Storage and caching rules depend on provider terms. OpenCage allows caching but requires attribution; Google has stricter caching/display restrictions. Always consult the provider’s terms and update privacy notices.
What are best practices to reduce geocoding cost?
- Normalize and deduplicate addresses.
- Cache results aggressively for repeat lookups.
- Use bulk endpoints and off-peak batch processing.
- Monitor usage and set alerts for cost thresholds.
How can accuracy be validated after migration?

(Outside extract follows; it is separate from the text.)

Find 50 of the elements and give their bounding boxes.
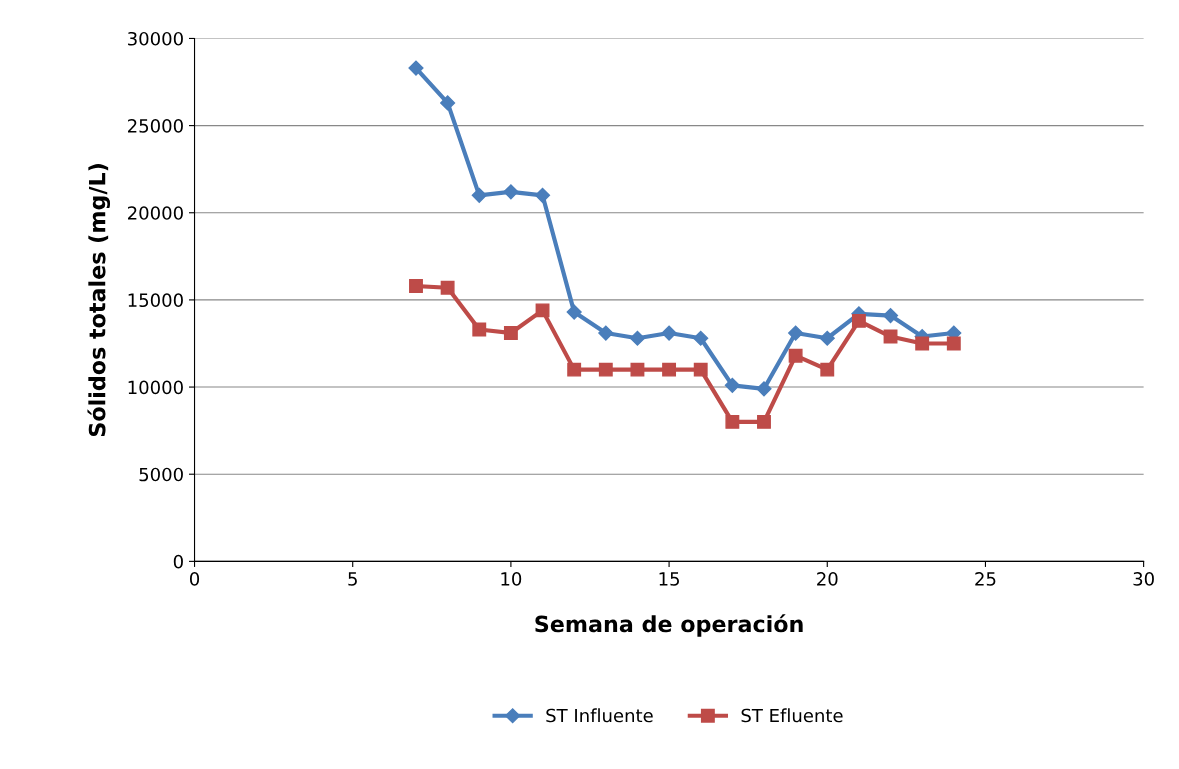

Run parallel queries on a representative sample of addresses, compare coordinates to ground truth or local authoritative datasets (such as Ordnance Survey), and measure p50/p95/p99 error distributions.
Conclusion
Choosing between OpenCage and Google Maps Platform depends on technical needs, legal constraints and budget. For pure geocoding at scale with strong cost control and open-data attribution, OpenCage is a compelling option. For feature-rich mapping with high urban accuracy and integrated services, Google Maps Platform remains strong. A pragmatic approach often combines providers, implements caching and batching, and uses a reproducible benchmarking method to maintain control over cost, accuracy and compliance.
Next steps: Execute the reproducible benchmark template, run a small production pilot with caching enabled, and audit legal obligations for attribution and GDPR before full migration.